Au début du mois d’août 1970, Janis Joplin accordait sa dernière interview télévisée dans l’émission « The Dick Cavett Show », marquant sa troisième apparition en trois ans. À chaque passage, elle était accompagnée d’un groupe différent : en 1968 par Big Brother and the Holding Company, en 1969 par le Kozmic Blues Band, puis en 1970 par le Full Tilt Boogie Band, comme elle le précisa à Cavett.
Originaire de Port Arthur au Texas, Janis s’était installée à San Francisco en 1966 et avait rejoint Big Brother and the Holding Company. Le groupe publia deux albums studio en 1967 et 1968, mais c’est sa performance lors du Monterey Pop Festival en 1967 qui la fit véritablement remarquer. Lors de son interview en 1969, elle refusait d’être qualifiée de star, préférant se définir simplement comme une chanteuse. Pourtant, la puissance de sa voix et ses interprétations la propulsèrent rapidement sous les feux de la rampe.
En 1969, elle sort son premier album solo, « I Got Dem Ol’ Kozmic Blues Again Mama! », qu’elle eut la chance de voir paraître. Son dernier album studio, « Pearl », sorti en janvier 1971, fut publié après sa mort en octobre 1970, à seulement 27 ans, des suites d’une overdose d’héroïne. Au cours de ces années d’ascension, elle fut une habituée de l’émission de Dick Cavett où elle aborda avec franchise les réalités de la célébrité et les difficultés logistiques liées à l’organisation de spectacles adaptés au public. Le monde des affaires commençait à l’irriter alors qu’elle restait attachée à l’expression artistique et au plaisir du chant sur scène.
Une complicité évidente avec Dick Cavett
Lorsque Dick Cavett, auparavant écrivain, débuta son talk-show en 1968 sur ABC, il était alors un visage nouveau à la télévision, tout comme Janis Joplin était une figure montante de la scène rock. Cavett confia dans « American Masters » diffusé sur PBS Wisconsin que Joplin avait aidé à dissiper la méfiance des autres artistes envers son émission, leur montrant qu’elle n’était pas ennuyeuse. Leur relation dépassa le cadre de l’interview : ils partagèrent parfois un dîner puis retournaient chez elle, où ils fumaient ensemble. Malgré un peu de nervosité devant la caméra, elle se montrait sincère et ouverte lors des échanges.
Pour introduire cette dernière apparition, Cavett la décrivit comme « l’une des chanteuses les plus passionnantes » et la salua avec une espièglerie affectueuse : « Très heureux de te revoir, ma petite chanteuse ». Bien que lui-même journaliste, il lui demanda si les interviews lui posaient problème. Elle répondit que seule la nécessité d’échanger avec des interlocuteurs peu compréhensifs ou le fait de devoir s’y plier contre son gré pouvait être frustrant. Malgré l’amour de son public, Janis évoqua aussi le souvenir douloureux de son enfance marquée par les moqueries et les rejets, qu’elle avait publiquement partagés. Cette sensibilité exacerbée s’exprimait parfois dans sa perception biaisée par certains reportages médiatiques.

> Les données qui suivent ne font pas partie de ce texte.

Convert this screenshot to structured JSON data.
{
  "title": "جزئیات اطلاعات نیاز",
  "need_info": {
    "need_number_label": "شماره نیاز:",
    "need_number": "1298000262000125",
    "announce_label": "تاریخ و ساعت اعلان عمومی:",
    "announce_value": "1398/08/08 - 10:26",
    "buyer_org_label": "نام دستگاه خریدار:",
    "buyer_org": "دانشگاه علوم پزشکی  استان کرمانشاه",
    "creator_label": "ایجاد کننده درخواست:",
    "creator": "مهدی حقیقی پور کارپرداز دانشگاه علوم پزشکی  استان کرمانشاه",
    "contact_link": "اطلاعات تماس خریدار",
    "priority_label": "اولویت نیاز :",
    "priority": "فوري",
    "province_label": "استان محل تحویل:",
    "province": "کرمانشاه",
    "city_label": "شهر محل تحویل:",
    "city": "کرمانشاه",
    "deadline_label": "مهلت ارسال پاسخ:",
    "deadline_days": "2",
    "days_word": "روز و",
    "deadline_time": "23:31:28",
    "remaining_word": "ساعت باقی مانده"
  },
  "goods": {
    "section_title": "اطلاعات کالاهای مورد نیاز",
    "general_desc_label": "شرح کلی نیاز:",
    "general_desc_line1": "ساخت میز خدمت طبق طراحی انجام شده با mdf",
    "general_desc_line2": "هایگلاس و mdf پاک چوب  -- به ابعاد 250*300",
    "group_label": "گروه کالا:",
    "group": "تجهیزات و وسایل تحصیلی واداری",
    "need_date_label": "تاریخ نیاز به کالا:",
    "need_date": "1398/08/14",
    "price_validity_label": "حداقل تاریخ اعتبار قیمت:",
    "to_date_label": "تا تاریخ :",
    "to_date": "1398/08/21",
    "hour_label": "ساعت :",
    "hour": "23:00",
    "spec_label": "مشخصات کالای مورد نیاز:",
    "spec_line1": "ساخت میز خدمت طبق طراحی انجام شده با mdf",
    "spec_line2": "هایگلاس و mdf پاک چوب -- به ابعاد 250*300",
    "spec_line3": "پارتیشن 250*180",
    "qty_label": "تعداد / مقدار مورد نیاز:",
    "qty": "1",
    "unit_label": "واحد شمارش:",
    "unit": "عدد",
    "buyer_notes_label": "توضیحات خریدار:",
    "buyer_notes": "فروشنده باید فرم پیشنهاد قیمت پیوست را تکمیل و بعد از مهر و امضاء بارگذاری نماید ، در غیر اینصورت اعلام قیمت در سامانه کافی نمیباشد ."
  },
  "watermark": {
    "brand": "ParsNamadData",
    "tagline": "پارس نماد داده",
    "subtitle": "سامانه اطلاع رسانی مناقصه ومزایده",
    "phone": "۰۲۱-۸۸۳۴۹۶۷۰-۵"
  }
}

Les bouleversements de la scène musicale de l’époque

Interrogée par Cavett sur l’évolution du mouvement hippie et les concerts parfois marqués par la violence, comme celui des Rolling Stones à Altamont en décembre 1969 ou celui de Jimi Hendrix en juin 1970 où la foule fut gazée, Janis resta optimiste. Elle voyait dans l’essor des festivals un signe que ces événements répondaient à un désir collectif de participation. Néanmoins, elle reconnut que l’organisation demandait un travail considérable et qu’il fallait encore peaufiner ces modèles. Malheureusement, elle ne vécut pas assez longtemps pour voir ces festivals évoluer ni pour profiter du succès posthume de « Pearl », qui compta trois titres parmi les meilleures places du Billboard 100, avec notamment « Me and Bobby McGee », numéro 1 pendant deux semaines en 1971.
La biographe Holly George-Warren, auteure de « Janis : Her Life and Music », souligna que Janis luttait contre une dépression profonde et un fatalisme sombre. Décédée à 27 ans seulement, deux mois après son ultime interview, elle était, selon George-Warren, devenue une musicienne accomplie sans toutefois atteindre une maturité personnelle complète. Ses choix furent parfois néfastes, notamment lorsqu’elle tenta d’arrêter l’alcool – plus nocif pour sa voix que les drogues – mais croisa par hasard son dealer et retomba dans l’usage de l’héroïne, ce qui provoqua sa mort.